Je länger ich am Grabe weilte, desto unerträglicher ward mir der Gedanke, in meine Behausung und zu meinem entsetzlichen Handwerk zurückzukehren. Ich verfluchte mein Dasein, und es überkam mich eine so unbezwingliche Sehnsucht, dem Weltgetriebe und den Machenschaften aller darin Hochgestellten zu entfliehen, daß mir nur der Gedanke, ein Derwisch zu werden und den Rest meiner Tage als reuiger, bußfertiger Sünder zu verbringen, tröstlich erschien. Mein Widerwille, heimzukehren, wurde auch durch die allmählich in mir aufsteigende Angst bestärkt, durch Wort und Tat verraten zu haben, wie eng meine Person mit den Schicksalen der Verstorbenen verwoben war. Unterdessen begann es zu dämmern, und angespornt von Furcht und dem Wunsche, diesen Ort zu verlassen, beschloß ich, mich zu Fuß nach Kinaragörd, der nächsten Station auf dem Wege nach Ispahan, zu begeben und mich dort der ersten Karawane anzuschließen, die ihren Weg nach dieser Stadt nehmen würde.

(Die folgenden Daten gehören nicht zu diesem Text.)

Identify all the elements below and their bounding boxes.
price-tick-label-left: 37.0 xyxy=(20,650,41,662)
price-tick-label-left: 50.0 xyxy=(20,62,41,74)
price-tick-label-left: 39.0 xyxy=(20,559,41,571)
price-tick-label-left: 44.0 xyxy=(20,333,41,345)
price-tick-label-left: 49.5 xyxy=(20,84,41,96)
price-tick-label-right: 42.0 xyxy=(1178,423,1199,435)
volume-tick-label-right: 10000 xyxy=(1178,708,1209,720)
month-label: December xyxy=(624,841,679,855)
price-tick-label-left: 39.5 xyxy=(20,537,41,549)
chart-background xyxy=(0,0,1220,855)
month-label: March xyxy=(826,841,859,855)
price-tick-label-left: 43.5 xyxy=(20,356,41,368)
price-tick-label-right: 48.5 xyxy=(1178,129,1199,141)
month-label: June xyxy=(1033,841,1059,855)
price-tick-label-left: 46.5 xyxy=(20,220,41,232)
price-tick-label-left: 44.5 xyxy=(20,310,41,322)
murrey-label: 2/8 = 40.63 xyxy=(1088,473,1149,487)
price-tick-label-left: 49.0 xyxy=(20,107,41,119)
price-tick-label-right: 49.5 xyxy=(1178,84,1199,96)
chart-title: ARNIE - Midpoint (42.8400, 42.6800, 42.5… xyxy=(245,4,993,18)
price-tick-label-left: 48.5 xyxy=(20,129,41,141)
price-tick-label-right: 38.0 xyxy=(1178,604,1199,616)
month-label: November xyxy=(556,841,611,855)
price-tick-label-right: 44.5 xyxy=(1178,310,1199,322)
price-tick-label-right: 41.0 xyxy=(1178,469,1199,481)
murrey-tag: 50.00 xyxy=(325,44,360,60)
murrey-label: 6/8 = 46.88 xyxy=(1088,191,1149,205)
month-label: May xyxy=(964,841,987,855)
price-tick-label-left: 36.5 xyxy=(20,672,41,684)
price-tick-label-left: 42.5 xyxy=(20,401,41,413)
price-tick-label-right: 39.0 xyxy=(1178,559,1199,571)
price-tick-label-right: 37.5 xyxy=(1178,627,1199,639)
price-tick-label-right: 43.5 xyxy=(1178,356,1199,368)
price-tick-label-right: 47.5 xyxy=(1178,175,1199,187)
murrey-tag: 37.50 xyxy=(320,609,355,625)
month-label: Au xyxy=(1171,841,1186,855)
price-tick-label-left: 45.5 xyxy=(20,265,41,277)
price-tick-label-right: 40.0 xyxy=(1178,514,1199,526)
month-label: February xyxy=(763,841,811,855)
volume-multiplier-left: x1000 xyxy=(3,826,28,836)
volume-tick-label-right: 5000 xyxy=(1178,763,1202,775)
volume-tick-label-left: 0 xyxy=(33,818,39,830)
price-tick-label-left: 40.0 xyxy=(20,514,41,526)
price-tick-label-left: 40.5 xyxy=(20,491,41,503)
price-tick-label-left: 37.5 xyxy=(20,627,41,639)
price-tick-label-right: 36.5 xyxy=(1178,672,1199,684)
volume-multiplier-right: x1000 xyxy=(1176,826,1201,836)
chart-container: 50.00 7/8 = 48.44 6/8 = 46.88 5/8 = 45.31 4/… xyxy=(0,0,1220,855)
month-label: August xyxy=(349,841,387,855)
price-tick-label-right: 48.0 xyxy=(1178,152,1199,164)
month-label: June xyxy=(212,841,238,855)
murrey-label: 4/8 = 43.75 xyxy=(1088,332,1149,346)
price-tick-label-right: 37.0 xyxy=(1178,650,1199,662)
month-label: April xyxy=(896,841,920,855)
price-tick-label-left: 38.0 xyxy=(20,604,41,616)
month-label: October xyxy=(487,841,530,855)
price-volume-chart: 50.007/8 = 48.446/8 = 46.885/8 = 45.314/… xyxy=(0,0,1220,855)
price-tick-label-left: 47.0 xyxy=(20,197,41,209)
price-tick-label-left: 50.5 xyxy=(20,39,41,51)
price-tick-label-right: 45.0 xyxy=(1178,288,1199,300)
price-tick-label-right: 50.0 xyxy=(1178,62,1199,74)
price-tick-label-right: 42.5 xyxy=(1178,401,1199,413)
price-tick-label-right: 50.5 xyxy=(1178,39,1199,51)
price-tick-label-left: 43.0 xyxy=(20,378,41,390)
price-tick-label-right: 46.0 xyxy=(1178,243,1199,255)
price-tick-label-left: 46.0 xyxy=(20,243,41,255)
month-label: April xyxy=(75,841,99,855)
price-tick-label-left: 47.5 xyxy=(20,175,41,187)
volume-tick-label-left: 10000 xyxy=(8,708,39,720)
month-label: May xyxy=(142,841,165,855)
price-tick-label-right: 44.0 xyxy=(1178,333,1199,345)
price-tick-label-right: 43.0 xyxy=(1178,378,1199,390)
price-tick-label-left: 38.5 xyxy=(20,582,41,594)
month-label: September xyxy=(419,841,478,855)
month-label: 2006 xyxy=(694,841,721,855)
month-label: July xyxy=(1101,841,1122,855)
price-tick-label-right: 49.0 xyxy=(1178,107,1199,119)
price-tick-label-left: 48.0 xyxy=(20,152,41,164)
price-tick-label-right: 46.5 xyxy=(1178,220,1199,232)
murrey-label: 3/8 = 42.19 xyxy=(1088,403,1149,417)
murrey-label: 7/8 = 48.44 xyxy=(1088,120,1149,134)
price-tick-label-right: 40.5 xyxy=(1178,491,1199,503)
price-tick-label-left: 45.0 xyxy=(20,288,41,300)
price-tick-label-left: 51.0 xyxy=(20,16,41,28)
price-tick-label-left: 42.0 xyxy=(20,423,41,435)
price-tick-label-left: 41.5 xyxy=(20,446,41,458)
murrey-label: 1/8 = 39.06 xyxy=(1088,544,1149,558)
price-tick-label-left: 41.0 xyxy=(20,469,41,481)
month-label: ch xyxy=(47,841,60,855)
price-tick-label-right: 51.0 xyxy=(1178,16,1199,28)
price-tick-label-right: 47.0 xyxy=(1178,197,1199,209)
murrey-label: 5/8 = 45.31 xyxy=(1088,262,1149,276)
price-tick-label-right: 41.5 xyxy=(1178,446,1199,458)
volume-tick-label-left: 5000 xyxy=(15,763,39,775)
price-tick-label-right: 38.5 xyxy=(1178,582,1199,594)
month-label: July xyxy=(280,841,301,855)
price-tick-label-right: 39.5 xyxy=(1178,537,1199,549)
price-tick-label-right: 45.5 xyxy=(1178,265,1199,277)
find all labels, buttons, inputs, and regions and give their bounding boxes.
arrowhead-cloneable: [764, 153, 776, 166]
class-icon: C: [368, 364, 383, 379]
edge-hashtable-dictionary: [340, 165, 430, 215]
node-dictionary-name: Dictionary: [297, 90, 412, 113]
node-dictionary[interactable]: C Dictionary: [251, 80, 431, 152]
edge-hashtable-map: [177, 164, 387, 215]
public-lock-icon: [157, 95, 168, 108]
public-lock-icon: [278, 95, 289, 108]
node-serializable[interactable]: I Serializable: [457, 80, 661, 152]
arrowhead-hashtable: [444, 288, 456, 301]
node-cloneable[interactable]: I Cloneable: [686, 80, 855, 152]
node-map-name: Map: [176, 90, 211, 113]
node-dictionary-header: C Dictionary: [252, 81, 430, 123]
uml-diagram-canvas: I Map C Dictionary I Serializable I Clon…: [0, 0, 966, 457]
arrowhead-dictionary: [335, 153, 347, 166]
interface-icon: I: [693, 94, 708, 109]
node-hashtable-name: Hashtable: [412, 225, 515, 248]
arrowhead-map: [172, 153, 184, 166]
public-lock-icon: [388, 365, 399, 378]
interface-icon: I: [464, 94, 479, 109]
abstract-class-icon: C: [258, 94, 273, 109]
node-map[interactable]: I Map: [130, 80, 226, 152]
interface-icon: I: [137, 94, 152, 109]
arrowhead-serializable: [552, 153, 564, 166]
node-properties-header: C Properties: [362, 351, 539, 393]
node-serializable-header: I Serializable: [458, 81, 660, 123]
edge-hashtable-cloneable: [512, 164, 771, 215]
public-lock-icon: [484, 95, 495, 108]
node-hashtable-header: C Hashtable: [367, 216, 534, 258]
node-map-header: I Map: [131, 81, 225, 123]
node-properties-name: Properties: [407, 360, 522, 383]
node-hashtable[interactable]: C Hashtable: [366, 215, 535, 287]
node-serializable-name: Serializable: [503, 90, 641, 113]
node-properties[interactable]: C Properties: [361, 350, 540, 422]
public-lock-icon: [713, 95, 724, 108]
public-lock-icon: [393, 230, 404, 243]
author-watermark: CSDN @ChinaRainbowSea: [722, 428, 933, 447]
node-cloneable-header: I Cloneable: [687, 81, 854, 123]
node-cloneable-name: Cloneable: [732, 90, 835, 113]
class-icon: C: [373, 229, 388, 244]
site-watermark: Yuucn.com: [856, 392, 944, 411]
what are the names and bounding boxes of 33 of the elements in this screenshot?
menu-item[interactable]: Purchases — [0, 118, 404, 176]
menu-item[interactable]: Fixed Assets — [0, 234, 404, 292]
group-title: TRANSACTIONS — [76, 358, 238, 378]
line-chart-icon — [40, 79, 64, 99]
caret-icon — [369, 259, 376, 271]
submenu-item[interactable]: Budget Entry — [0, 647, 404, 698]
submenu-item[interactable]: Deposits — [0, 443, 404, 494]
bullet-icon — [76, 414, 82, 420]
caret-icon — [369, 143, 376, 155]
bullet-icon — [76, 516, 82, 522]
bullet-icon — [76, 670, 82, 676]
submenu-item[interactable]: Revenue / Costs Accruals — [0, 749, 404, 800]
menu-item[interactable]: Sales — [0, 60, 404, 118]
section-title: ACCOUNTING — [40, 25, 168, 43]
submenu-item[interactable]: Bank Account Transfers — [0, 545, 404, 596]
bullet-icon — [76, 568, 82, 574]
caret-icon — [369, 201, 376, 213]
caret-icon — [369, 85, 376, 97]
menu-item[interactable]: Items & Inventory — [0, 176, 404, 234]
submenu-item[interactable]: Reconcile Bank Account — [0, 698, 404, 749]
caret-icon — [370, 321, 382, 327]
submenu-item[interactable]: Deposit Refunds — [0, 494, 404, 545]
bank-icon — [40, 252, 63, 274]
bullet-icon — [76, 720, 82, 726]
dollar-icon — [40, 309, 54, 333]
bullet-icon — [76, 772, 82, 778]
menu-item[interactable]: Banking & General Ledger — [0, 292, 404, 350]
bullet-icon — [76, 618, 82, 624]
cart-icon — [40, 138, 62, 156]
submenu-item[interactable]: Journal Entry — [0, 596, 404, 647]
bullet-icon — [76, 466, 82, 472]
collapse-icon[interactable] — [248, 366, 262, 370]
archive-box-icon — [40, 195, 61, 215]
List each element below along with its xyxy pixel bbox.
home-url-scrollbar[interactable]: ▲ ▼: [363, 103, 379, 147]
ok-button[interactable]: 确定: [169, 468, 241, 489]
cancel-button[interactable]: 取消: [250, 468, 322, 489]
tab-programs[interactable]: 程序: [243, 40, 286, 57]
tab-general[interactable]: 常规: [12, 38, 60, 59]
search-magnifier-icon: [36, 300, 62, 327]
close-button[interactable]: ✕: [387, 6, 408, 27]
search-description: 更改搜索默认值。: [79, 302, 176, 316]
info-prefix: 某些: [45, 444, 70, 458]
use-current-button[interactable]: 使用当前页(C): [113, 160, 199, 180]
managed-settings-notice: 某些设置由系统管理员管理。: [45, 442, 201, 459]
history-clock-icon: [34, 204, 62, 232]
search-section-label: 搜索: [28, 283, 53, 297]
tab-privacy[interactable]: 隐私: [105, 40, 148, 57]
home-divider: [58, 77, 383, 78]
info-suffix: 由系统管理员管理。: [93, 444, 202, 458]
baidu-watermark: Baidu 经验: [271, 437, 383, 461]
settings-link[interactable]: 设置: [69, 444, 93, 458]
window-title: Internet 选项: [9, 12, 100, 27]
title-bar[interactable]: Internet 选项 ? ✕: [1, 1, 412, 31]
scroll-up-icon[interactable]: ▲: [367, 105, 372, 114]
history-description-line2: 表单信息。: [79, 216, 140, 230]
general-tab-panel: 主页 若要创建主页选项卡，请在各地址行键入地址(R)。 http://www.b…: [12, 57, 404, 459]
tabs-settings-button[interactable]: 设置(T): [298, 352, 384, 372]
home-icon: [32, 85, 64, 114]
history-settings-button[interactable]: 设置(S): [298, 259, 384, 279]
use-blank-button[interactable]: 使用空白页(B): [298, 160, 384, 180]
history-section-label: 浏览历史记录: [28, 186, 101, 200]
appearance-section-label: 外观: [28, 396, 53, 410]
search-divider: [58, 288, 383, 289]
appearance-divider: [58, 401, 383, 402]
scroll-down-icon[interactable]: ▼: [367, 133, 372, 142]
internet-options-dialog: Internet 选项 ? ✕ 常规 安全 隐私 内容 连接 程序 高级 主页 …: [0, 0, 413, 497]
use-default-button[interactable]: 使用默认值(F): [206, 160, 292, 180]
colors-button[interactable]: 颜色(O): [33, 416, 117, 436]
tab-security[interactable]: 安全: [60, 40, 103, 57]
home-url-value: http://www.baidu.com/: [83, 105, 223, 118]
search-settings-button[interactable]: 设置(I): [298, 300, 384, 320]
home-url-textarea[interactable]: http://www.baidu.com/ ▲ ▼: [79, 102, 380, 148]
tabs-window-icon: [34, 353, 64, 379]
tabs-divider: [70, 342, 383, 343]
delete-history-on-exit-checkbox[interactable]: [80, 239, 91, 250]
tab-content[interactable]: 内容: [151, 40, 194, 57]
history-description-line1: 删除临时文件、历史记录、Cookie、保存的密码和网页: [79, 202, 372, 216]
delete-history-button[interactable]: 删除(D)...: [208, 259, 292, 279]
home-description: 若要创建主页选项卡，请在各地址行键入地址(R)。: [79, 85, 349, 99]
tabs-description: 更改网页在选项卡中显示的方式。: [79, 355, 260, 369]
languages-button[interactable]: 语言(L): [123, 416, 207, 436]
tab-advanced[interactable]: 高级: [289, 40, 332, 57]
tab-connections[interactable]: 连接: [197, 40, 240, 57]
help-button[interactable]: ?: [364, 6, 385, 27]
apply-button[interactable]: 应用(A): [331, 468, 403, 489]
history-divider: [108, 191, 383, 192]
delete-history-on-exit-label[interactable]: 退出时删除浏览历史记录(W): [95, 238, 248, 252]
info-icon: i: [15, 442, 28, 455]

»Ich will fort,« sagte ich mir, »ich will sehen, was aus meinen Eltern geworden ist. Vielleicht erreiche ich das väterliche Dach noch früh genug, um den Segen meines sterbenden Vaters empfangen zu können. In seinem hohen Alter wird es ihn glücklich machen, den so lange entbehrten Sohn wieder zu haben. Wird es mir aber bei dem steten Unglück, das mich verfolgt, gelingen, allen meinen Pflichten gerecht zu werden? Lange genug habe ich den Weg des Lasters beschritten, nun ist es an der Zeit, daß ich Umkehr halte, um auf gottseligen Pfaden zu wandeln.«

Kurz, dies schreckliche Ereignis hatte eine solche Wirkung auf mein Gemüt, daß, hätte ich mein Lebtag in diesen Gesinnungen verharrt, ich einst würdig gewesen wäre, an die Spitze unsrer heiligsten Derwische gestellt zu werden.